Riboflavin transport in the central nervous system. Characterization and effects of drugs.

Abstract

The relationship of riboflavin transport to the transport of other substances including drugs in rabbit choroid plexus, the anatomical locus of the blood-cerebrospinal fluid barrier, and brain cells were studied in vivo and in vitro. In vitro, the ability of rabbit choroid plexus to transport riboflavin from the medium (cerebrospinal fluid surface) through the choroid plexus epithelial cells into the extracellular and vascular spaces of the choroid plexus was documented using fluorescence microscopy. These studies provided further evidence that riboflavin is transported from cerebrospinal fluid to blood via the choroid plexus. The transport of [14C]riboflavin by the isolated choroid plexus was inhibited by thiol agents, ouabain, theophylline, various flavins (lumiflavin and lumichrome > sugar containing flavins), and cyclic organic acids including penicillin and fluorescein. Riboflavin inhibited [14C]penicillin transport competitively and the inhibition constant (K1) for riboflavin equaled the concentration of riboflavin at which the saturable transport system for riboflavin is 50% saturated (KT).
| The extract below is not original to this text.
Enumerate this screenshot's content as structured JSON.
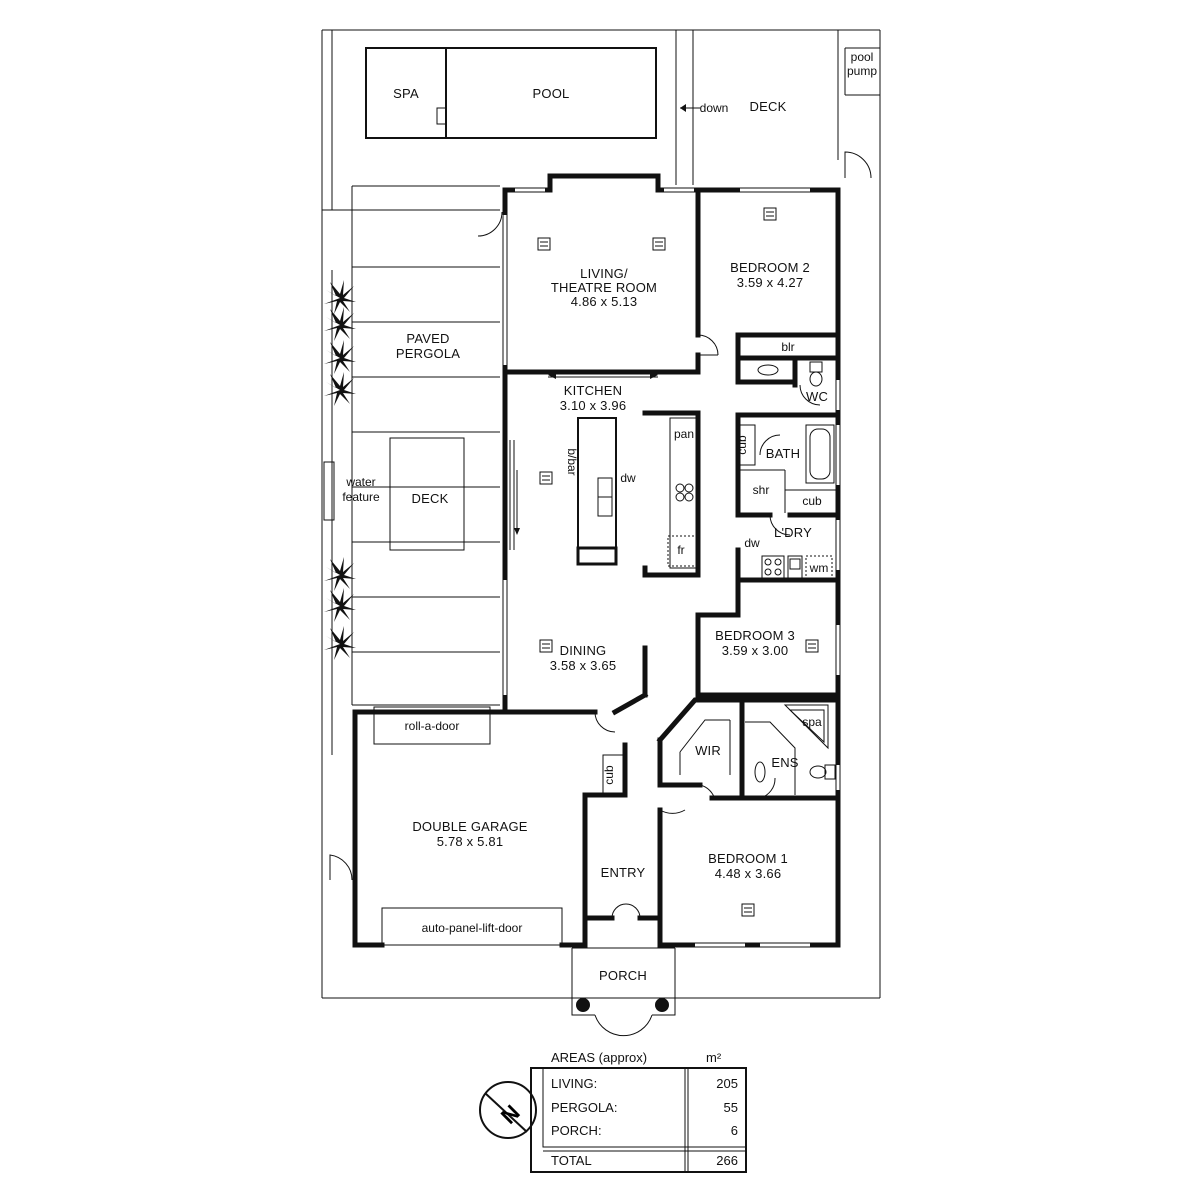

These and other data suggest that riboflavin, penicillin, and possibly fluorescein are transported by the same transport system in choroid plexus. In vivo, the intra-ventricular injection or riboflavin and [14C]penicillin inhibited [14C]penicillin transport from cerebrospinal fluid. In vitro, various flavins (riboflavin > other sugar-containing flavins > lumiflavin > lumichrome) inhibited [14C]riboflavin accumulation by brain slices. These studies support the notions that: (a) riboflavin accumulation by choroid plexus (active transport) is quite different from that in brain cells (facilitated diffusion and intracellular trapping), and (b) therapeutically important cyclic organic acids (e.g., penicillin) are transported fom cerebrospinal fluid by the riboflavin transport system in choroid plexus.